Students from the RLV College of Art and Music in Kerala recently held a seminar titled Intervisualities.
New York-based artist Noah Fischer collaborate with Indian artist Anil Dayanand and students from the college presented an installation and performance project Random Randel. The note for the project.
In Malayalam, “randel” means lantern, and ten large randels constructed of bamboo and fabric and decorated with block-text constitute the overall visual effect of the project. Random Randel also involves a spirit of experimentation regarding language and communication. For an intensive three days of workshop, students democratically generate hundreds of word-stamps (carved into potatoes) in various languages from English to Hindi to Malayalam to modern hieroglyphics. Students then form an assembly line which produces lantern-cloth stamped with these words and symbols. Inevitably, the random patterns of the words generate unexpected meanings and in this way students produce a physical artwork and an intertextual content simultaneously.
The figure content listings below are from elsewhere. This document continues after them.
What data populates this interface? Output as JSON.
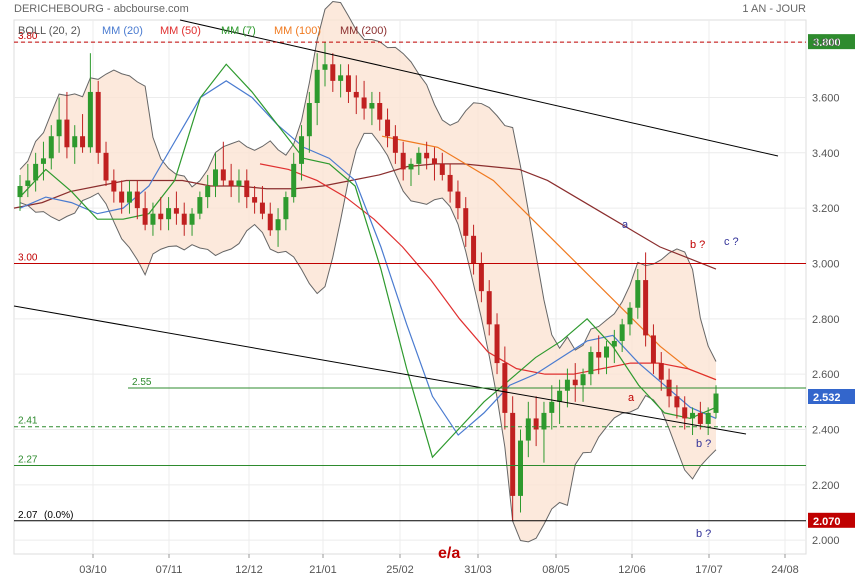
{
  "header": {
    "title": "DERICHEBOURG - abcbourse.com",
    "period": "1 AN - JOUR"
  },
  "legend": [
    {
      "label": "BOLL (20, 2)",
      "color": "#555555"
    },
    {
      "label": "MM (20)",
      "color": "#4a7bd0"
    },
    {
      "label": "MM (50)",
      "color": "#e03030"
    },
    {
      "label": "MM (7)",
      "color": "#2e9a2e"
    },
    {
      "label": "MM (100)",
      "color": "#f07a20"
    },
    {
      "label": "MM (200)",
      "color": "#8b2e2e"
    }
  ],
  "chart_data": {
    "type": "candlestick",
    "x_ticks": [
      "03/10",
      "07/11",
      "12/12",
      "21/01",
      "25/02",
      "31/03",
      "08/05",
      "12/06",
      "17/07",
      "24/08"
    ],
    "y_ticks": [
      "2.000",
      "2.200",
      "2.400",
      "2.600",
      "2.800",
      "3.000",
      "3.200",
      "3.400",
      "3.600",
      "3.800"
    ],
    "ylim": [
      1.95,
      3.88
    ],
    "last_price": "2.532",
    "last_price_color": "#3366cc",
    "levels": [
      {
        "label": "3.80",
        "value": 3.8,
        "style": "dashed",
        "color": "#c00000",
        "tag": "3.800",
        "tag_color": "#2e8b2e"
      },
      {
        "label": "3.00",
        "value": 3.0,
        "style": "solid",
        "color": "#c00000"
      },
      {
        "label": "2.55",
        "value": 2.55,
        "style": "solid",
        "color": "#2e8b2e"
      },
      {
        "label": "2.41",
        "value": 2.41,
        "style": "dashed",
        "color": "#2e8b2e"
      },
      {
        "label": "2.27",
        "value": 2.27,
        "style": "solid",
        "color": "#2e8b2e"
      },
      {
        "label": "2.07",
        "extra": "(0.0%)",
        "value": 2.07,
        "style": "solid",
        "color": "#000000",
        "tag": "2.070",
        "tag_color": "#c00000"
      }
    ],
    "annotations": [
      {
        "text": "a",
        "color": "#333399"
      },
      {
        "text": "b ?",
        "color": "#c00000"
      },
      {
        "text": "c ?",
        "color": "#333399"
      },
      {
        "text": "a",
        "color": "#c00000"
      },
      {
        "text": "b ?",
        "color": "#333399"
      },
      {
        "text": "b ?",
        "color": "#333399"
      },
      {
        "text": "e/a",
        "color": "#c00000"
      }
    ],
    "ohlc_approx": [
      [
        3.24,
        3.32,
        3.19,
        3.28
      ],
      [
        3.28,
        3.36,
        3.24,
        3.3
      ],
      [
        3.3,
        3.4,
        3.26,
        3.36
      ],
      [
        3.36,
        3.44,
        3.3,
        3.38
      ],
      [
        3.38,
        3.5,
        3.34,
        3.46
      ],
      [
        3.46,
        3.6,
        3.4,
        3.52
      ],
      [
        3.52,
        3.62,
        3.38,
        3.42
      ],
      [
        3.42,
        3.5,
        3.36,
        3.46
      ],
      [
        3.46,
        3.54,
        3.4,
        3.42
      ],
      [
        3.42,
        3.76,
        3.4,
        3.62
      ],
      [
        3.62,
        3.66,
        3.36,
        3.4
      ],
      [
        3.4,
        3.44,
        3.28,
        3.3
      ],
      [
        3.3,
        3.34,
        3.22,
        3.26
      ],
      [
        3.26,
        3.3,
        3.18,
        3.22
      ],
      [
        3.22,
        3.3,
        3.18,
        3.26
      ],
      [
        3.26,
        3.3,
        3.16,
        3.2
      ],
      [
        3.2,
        3.26,
        3.12,
        3.14
      ],
      [
        3.14,
        3.22,
        3.1,
        3.18
      ],
      [
        3.18,
        3.24,
        3.12,
        3.16
      ],
      [
        3.16,
        3.24,
        3.12,
        3.2
      ],
      [
        3.2,
        3.26,
        3.14,
        3.18
      ],
      [
        3.18,
        3.22,
        3.1,
        3.14
      ],
      [
        3.14,
        3.2,
        3.1,
        3.18
      ],
      [
        3.18,
        3.26,
        3.16,
        3.24
      ],
      [
        3.24,
        3.32,
        3.2,
        3.28
      ],
      [
        3.28,
        3.4,
        3.24,
        3.34
      ],
      [
        3.34,
        3.44,
        3.28,
        3.3
      ],
      [
        3.3,
        3.36,
        3.24,
        3.28
      ],
      [
        3.28,
        3.34,
        3.22,
        3.3
      ],
      [
        3.3,
        3.34,
        3.2,
        3.24
      ],
      [
        3.24,
        3.28,
        3.18,
        3.22
      ],
      [
        3.22,
        3.28,
        3.16,
        3.18
      ],
      [
        3.18,
        3.22,
        3.1,
        3.12
      ],
      [
        3.12,
        3.2,
        3.06,
        3.16
      ],
      [
        3.16,
        3.26,
        3.12,
        3.24
      ],
      [
        3.24,
        3.4,
        3.22,
        3.36
      ],
      [
        3.36,
        3.5,
        3.3,
        3.46
      ],
      [
        3.46,
        3.62,
        3.4,
        3.58
      ],
      [
        3.58,
        3.76,
        3.5,
        3.7
      ],
      [
        3.7,
        3.8,
        3.64,
        3.72
      ],
      [
        3.72,
        3.76,
        3.62,
        3.66
      ],
      [
        3.66,
        3.72,
        3.6,
        3.68
      ],
      [
        3.68,
        3.72,
        3.58,
        3.62
      ],
      [
        3.62,
        3.68,
        3.54,
        3.6
      ],
      [
        3.6,
        3.66,
        3.52,
        3.56
      ],
      [
        3.56,
        3.62,
        3.5,
        3.58
      ],
      [
        3.58,
        3.62,
        3.48,
        3.52
      ],
      [
        3.52,
        3.56,
        3.42,
        3.46
      ],
      [
        3.46,
        3.5,
        3.36,
        3.4
      ],
      [
        3.4,
        3.44,
        3.3,
        3.34
      ],
      [
        3.34,
        3.38,
        3.28,
        3.36
      ],
      [
        3.36,
        3.42,
        3.32,
        3.4
      ],
      [
        3.4,
        3.44,
        3.34,
        3.38
      ],
      [
        3.38,
        3.42,
        3.3,
        3.36
      ],
      [
        3.36,
        3.4,
        3.3,
        3.32
      ],
      [
        3.32,
        3.36,
        3.22,
        3.26
      ],
      [
        3.26,
        3.3,
        3.16,
        3.2
      ],
      [
        3.2,
        3.24,
        3.06,
        3.1
      ],
      [
        3.1,
        3.14,
        2.96,
        3.0
      ],
      [
        3.0,
        3.04,
        2.86,
        2.9
      ],
      [
        2.9,
        2.94,
        2.74,
        2.78
      ],
      [
        2.78,
        2.82,
        2.6,
        2.64
      ],
      [
        2.64,
        2.7,
        2.4,
        2.46
      ],
      [
        2.46,
        2.52,
        2.07,
        2.16
      ],
      [
        2.16,
        2.4,
        2.1,
        2.36
      ],
      [
        2.36,
        2.5,
        2.3,
        2.44
      ],
      [
        2.44,
        2.52,
        2.34,
        2.4
      ],
      [
        2.4,
        2.5,
        2.28,
        2.46
      ],
      [
        2.46,
        2.56,
        2.4,
        2.5
      ],
      [
        2.5,
        2.58,
        2.42,
        2.54
      ],
      [
        2.54,
        2.62,
        2.48,
        2.58
      ],
      [
        2.58,
        2.64,
        2.5,
        2.56
      ],
      [
        2.56,
        2.62,
        2.5,
        2.6
      ],
      [
        2.6,
        2.7,
        2.56,
        2.68
      ],
      [
        2.68,
        2.74,
        2.6,
        2.66
      ],
      [
        2.66,
        2.72,
        2.6,
        2.7
      ],
      [
        2.7,
        2.76,
        2.64,
        2.72
      ],
      [
        2.72,
        2.8,
        2.68,
        2.78
      ],
      [
        2.78,
        2.86,
        2.74,
        2.84
      ],
      [
        2.84,
        2.98,
        2.8,
        2.94
      ],
      [
        2.94,
        3.04,
        2.7,
        2.74
      ],
      [
        2.74,
        2.78,
        2.6,
        2.64
      ],
      [
        2.64,
        2.68,
        2.54,
        2.58
      ],
      [
        2.58,
        2.62,
        2.48,
        2.52
      ],
      [
        2.52,
        2.56,
        2.44,
        2.48
      ],
      [
        2.48,
        2.52,
        2.4,
        2.44
      ],
      [
        2.44,
        2.48,
        2.38,
        2.46
      ],
      [
        2.46,
        2.5,
        2.4,
        2.42
      ],
      [
        2.42,
        2.48,
        2.38,
        2.46
      ],
      [
        2.46,
        2.56,
        2.44,
        2.53
      ]
    ],
    "series": [
      {
        "name": "MM (200)",
        "color": "#8b2e2e",
        "values": [
          3.2,
          3.22,
          3.26,
          3.28,
          3.3,
          3.3,
          3.3,
          3.28,
          3.28,
          3.27,
          3.27,
          3.28,
          3.3,
          3.32,
          3.35,
          3.36,
          3.36,
          3.35,
          3.34,
          3.3,
          3.24,
          3.18,
          3.12,
          3.06,
          3.02,
          2.98
        ]
      },
      {
        "name": "MM (100)",
        "color": "#f07a20",
        "values": [
          3.46,
          3.44,
          3.42,
          3.36,
          3.3,
          3.2,
          3.1,
          3.0,
          2.9,
          2.8,
          2.7,
          2.62,
          2.58
        ]
      },
      {
        "name": "MM (50)",
        "color": "#e03030",
        "values": [
          3.36,
          3.34,
          3.3,
          3.24,
          3.16,
          3.06,
          2.94,
          2.8,
          2.68,
          2.62,
          2.6,
          2.6,
          2.62,
          2.64,
          2.64,
          2.62,
          2.58
        ]
      },
      {
        "name": "MM (20)",
        "color": "#4a7bd0",
        "values": [
          3.2,
          3.24,
          3.22,
          3.18,
          3.2,
          3.28,
          3.44,
          3.6,
          3.66,
          3.6,
          3.5,
          3.42,
          3.38,
          3.3,
          3.06,
          2.78,
          2.52,
          2.38,
          2.46,
          2.56,
          2.6,
          2.66,
          2.72,
          2.74,
          2.64,
          2.56,
          2.48,
          2.44
        ]
      },
      {
        "name": "MM (7)",
        "color": "#2e9a2e",
        "values": [
          3.24,
          3.34,
          3.26,
          3.16,
          3.16,
          3.18,
          3.3,
          3.6,
          3.72,
          3.62,
          3.5,
          3.38,
          3.36,
          3.28,
          2.98,
          2.62,
          2.3,
          2.4,
          2.5,
          2.58,
          2.66,
          2.72,
          2.8,
          2.7,
          2.56,
          2.46,
          2.44,
          2.48
        ]
      }
    ]
  }
}
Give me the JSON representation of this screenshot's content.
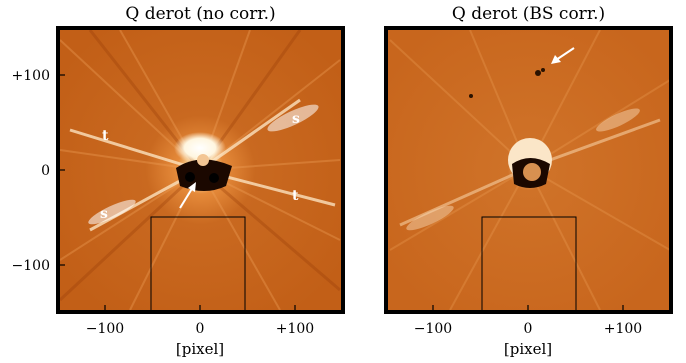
{
  "panels": [
    {
      "title": "Q derot (no corr.)",
      "xlabel": "[pixel]",
      "xticks": [
        "−100",
        "0",
        "+100"
      ],
      "yticks": [
        "+100",
        "0",
        "−100"
      ],
      "markers": [
        "t",
        "s",
        "t",
        "s"
      ]
    },
    {
      "title": "Q derot (BS corr.)",
      "xlabel": "[pixel]",
      "xticks": [
        "−100",
        "0",
        "+100"
      ],
      "yticks": []
    }
  ],
  "colors": {
    "image_bg": "#c8671e",
    "frame": "#000000"
  }
}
For the final exhibition Fischer with Dayanand and the RLV students present ten large illuminated text-ured lanterns. They turn on and off via a “switch piano,” which is accompanied by live Carnatic music in a sound-light performance. Random Randel is designed to provoke questions about authorship of an artwork, since it is executed completely in a collective/ democratic mode. It is also a bridge between the worlds of language and of the purely visual: connecting students at the RLV college with new tools for meaning and content. Finally, it incorporates materials and language local to Kerala while also embodying an international cultural exchange.